Le maton tremblait comme une feuille, et Antoine devait bien avouer qu'il n'en menait pas large non plus.

— Je sais que c'est de là que vous puisez vos pouvoirs contre nature ! bredouilla l'homme.

S'il semblait sur le point de défaillir, il ne manquait pas d'un certain courage.

La magicienne afficha une moue écœurée et esquissa un geste de la main. Il y eut un grésillement et le gardien poussa un glapissement de douleur. Avec un tintement métallique, la croix de fer glissa au sol, fumante.

— Diablesse ! siffla l'homme en serrant sa paume brûlée contre sa poitrine. J'assisterai avec joie à ton exécution et cracherai sur ta tête lorsqu'elle tombera !
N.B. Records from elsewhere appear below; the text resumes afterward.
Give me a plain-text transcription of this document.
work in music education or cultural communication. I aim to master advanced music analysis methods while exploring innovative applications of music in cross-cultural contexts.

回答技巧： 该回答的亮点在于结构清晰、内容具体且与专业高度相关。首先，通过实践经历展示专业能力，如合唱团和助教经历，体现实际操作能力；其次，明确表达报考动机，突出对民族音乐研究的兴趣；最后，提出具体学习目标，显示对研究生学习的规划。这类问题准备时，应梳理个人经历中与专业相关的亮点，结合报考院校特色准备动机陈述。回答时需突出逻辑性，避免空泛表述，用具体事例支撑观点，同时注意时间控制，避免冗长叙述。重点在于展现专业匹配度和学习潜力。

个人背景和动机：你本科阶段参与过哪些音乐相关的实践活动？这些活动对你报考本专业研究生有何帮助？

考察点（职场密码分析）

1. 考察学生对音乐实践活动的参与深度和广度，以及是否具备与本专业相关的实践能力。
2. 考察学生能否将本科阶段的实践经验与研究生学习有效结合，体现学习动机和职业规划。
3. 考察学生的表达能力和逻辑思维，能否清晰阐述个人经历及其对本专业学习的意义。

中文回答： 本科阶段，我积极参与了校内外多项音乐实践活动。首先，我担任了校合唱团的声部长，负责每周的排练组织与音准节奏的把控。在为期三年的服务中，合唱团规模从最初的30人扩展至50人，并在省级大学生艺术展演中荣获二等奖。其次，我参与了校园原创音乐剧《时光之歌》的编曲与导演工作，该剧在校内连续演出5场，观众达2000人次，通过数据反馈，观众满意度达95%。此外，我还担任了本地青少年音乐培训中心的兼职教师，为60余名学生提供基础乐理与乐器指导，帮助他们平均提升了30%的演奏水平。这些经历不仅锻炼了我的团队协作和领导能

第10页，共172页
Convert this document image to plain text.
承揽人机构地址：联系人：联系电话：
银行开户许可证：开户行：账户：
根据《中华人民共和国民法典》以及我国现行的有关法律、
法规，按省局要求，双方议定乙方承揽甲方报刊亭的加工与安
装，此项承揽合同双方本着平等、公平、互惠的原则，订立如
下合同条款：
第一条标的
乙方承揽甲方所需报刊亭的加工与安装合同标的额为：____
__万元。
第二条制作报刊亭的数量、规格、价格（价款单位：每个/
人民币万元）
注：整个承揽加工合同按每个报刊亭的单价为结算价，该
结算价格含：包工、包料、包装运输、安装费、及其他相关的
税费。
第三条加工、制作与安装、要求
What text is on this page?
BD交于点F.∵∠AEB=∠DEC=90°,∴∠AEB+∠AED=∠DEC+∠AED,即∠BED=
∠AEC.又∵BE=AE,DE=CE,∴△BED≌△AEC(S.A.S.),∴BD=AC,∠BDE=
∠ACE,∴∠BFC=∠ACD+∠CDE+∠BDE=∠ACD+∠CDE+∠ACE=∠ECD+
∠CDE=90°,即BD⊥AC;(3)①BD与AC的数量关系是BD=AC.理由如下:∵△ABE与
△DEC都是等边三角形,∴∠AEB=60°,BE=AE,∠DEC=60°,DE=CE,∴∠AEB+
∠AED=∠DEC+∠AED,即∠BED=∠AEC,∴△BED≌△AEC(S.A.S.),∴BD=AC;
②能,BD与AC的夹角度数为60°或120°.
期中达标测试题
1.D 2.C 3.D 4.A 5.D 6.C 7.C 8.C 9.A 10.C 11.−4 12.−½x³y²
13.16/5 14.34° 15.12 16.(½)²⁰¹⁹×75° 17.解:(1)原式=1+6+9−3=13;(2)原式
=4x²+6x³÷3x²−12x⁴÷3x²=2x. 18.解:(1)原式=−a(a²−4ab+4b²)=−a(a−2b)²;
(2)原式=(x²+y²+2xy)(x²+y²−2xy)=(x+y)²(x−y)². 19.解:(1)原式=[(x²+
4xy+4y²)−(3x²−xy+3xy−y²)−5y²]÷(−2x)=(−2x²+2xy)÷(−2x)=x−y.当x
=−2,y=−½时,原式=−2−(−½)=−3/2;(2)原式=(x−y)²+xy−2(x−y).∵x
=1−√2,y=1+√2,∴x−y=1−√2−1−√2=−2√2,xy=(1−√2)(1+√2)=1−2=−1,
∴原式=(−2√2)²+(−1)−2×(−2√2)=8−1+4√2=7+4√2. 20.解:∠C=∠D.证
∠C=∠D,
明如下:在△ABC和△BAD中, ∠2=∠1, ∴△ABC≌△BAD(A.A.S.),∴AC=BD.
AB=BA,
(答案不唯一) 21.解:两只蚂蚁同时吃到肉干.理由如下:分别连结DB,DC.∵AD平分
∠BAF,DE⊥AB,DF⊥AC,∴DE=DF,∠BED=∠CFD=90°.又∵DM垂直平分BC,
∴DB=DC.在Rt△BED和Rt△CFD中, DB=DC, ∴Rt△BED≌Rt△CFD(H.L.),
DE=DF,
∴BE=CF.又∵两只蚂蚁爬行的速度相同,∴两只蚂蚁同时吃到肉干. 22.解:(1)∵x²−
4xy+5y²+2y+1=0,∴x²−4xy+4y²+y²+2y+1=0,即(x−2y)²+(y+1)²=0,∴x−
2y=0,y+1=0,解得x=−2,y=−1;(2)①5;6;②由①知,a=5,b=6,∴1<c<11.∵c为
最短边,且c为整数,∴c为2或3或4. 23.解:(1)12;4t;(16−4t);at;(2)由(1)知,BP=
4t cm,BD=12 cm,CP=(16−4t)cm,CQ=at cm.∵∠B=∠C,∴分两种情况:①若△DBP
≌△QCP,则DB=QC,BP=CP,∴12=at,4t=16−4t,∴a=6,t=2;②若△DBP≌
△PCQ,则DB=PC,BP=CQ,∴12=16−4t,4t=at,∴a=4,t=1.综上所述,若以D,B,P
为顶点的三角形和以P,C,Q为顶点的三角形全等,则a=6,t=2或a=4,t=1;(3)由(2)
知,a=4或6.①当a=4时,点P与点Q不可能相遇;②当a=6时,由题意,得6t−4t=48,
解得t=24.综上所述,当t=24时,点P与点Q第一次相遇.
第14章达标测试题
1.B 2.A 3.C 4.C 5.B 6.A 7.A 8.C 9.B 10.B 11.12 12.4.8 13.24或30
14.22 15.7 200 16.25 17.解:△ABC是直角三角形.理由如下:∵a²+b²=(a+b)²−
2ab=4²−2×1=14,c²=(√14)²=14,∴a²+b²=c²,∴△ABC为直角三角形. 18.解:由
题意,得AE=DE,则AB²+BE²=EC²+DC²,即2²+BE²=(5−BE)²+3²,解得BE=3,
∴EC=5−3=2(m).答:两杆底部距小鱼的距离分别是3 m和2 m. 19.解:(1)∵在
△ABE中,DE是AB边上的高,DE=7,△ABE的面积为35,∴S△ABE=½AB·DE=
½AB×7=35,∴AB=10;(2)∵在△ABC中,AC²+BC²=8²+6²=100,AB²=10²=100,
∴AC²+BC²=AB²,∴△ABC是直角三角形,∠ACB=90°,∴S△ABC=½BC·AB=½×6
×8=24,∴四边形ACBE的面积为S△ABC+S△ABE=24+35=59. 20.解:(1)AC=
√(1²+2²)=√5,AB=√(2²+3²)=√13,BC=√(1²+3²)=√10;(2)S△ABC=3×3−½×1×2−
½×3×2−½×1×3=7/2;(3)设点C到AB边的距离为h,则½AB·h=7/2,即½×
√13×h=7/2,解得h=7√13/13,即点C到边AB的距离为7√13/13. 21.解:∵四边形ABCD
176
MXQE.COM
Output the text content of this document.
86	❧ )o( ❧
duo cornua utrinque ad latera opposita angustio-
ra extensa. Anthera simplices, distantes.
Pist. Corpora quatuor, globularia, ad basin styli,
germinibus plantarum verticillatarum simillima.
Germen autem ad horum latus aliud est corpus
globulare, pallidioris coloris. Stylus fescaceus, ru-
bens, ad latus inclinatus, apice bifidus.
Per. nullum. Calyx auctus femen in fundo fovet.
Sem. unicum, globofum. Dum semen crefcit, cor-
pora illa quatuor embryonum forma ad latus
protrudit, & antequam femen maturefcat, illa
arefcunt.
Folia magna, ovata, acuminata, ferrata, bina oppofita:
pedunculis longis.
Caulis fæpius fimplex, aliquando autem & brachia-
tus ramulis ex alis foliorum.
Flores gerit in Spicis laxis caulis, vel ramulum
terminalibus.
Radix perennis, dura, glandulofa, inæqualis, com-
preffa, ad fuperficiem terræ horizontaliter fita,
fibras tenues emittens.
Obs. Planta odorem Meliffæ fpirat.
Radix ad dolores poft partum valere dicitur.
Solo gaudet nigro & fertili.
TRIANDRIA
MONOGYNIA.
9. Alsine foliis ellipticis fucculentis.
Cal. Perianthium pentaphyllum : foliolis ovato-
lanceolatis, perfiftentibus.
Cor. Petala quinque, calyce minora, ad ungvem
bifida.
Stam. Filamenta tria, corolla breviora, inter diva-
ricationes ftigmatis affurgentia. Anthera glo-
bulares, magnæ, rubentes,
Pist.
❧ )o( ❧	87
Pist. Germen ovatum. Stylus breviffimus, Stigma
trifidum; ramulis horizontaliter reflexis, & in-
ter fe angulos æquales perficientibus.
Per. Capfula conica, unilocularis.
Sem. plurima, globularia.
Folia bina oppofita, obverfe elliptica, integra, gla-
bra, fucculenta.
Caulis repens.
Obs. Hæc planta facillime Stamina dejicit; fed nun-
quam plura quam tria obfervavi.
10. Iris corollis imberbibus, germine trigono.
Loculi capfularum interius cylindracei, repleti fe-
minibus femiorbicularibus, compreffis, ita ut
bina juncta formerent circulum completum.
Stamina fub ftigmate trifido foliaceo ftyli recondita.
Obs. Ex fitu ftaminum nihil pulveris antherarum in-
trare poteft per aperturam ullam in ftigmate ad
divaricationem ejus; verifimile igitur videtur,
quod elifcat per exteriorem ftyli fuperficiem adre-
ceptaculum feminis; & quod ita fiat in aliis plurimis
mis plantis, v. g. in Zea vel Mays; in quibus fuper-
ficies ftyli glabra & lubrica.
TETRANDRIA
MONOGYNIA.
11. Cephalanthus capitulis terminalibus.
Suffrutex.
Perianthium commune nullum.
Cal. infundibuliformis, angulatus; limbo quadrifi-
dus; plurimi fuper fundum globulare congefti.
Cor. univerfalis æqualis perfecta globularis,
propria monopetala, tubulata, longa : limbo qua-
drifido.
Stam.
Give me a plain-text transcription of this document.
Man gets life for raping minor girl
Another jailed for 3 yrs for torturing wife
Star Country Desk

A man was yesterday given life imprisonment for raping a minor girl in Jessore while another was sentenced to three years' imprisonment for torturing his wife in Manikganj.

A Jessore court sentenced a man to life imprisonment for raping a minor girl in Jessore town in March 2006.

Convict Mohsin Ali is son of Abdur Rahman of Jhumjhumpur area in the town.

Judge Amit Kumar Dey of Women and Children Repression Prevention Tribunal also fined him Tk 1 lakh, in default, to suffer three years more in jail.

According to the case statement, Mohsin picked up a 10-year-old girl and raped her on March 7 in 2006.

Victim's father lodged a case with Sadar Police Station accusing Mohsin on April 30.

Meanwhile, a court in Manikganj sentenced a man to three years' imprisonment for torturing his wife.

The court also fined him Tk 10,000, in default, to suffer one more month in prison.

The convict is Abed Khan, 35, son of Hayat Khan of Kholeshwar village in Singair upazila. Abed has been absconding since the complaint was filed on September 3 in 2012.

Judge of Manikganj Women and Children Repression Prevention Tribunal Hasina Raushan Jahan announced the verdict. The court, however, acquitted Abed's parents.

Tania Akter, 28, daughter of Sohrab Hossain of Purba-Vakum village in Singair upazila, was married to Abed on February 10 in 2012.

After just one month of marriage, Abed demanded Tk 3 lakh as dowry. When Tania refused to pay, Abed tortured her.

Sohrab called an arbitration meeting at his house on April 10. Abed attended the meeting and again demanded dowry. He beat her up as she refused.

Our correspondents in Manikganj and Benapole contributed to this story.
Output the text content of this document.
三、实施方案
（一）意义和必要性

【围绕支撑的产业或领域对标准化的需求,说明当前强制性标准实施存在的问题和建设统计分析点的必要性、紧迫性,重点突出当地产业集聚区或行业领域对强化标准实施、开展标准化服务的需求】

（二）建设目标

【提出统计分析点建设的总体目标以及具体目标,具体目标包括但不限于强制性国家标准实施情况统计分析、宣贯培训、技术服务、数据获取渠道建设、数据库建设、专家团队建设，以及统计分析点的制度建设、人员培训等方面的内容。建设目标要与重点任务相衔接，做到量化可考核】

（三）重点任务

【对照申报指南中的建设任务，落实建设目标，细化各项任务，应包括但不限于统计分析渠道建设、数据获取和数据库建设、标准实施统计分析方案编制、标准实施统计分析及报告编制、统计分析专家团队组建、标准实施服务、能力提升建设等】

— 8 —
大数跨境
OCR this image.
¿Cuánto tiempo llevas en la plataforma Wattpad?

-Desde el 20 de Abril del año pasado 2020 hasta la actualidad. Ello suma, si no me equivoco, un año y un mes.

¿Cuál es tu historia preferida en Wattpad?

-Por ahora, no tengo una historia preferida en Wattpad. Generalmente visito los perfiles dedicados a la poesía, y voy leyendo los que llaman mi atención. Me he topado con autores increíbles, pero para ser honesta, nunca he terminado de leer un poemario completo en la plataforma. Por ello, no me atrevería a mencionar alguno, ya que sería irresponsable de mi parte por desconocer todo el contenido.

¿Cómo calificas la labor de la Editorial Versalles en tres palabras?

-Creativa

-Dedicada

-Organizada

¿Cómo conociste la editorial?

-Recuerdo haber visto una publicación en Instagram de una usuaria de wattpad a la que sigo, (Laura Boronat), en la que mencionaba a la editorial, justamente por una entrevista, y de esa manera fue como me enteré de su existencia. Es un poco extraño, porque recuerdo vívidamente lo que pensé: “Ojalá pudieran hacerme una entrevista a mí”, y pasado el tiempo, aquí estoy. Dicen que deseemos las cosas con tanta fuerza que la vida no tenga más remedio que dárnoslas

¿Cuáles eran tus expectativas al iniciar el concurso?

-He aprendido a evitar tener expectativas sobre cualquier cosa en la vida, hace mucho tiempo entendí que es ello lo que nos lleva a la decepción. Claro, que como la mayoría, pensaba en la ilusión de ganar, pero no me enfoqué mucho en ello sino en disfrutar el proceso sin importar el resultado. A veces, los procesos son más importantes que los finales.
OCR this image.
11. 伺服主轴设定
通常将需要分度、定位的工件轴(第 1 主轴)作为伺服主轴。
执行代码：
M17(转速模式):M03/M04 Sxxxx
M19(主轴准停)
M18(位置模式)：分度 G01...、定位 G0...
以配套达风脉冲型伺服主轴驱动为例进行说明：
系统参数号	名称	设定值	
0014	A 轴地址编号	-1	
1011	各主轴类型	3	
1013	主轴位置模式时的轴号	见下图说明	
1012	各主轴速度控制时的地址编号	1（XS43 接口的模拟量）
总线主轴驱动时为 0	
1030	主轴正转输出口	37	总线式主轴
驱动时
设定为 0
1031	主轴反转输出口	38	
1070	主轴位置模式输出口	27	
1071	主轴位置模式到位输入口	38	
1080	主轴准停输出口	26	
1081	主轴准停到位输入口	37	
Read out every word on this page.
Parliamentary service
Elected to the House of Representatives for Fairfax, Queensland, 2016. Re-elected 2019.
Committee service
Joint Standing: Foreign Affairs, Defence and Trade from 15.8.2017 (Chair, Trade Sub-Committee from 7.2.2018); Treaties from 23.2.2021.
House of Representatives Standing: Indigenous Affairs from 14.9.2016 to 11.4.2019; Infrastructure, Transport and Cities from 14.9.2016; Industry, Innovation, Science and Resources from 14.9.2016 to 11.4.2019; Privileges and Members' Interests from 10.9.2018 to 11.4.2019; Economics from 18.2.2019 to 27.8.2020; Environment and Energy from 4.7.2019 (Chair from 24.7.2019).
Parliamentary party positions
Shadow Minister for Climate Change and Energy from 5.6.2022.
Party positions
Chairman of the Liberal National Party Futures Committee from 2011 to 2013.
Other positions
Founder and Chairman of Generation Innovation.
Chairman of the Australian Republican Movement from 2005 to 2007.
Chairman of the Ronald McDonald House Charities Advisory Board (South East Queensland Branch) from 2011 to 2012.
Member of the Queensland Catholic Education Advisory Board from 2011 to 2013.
Puis comme, s'il craignait de nouvelles représailles, il se précipita sur la porte de la cellule. Antoine faillit se jeter en avant pour le retenir, mais la magicienne lui barrait la voie et il ne tenait pas à approcher une sorcière en colère. Pas sans y être forcé du moins.

Le gardien claqua le lourd battant et le verrouilla dans un cliquetis.

— Vous ne nous aidez pas... commença à grommeler Antoine.

Lentement, elle se tourna vers lui.

— Vous avez quelque chose à ajouter ?

Il déglutit, la bouche asséchée par le ton aride de la jeune femme et leva les mains en l'air.

— Sans façon.

— Alors, dépêchons-nous de sortir d'ici.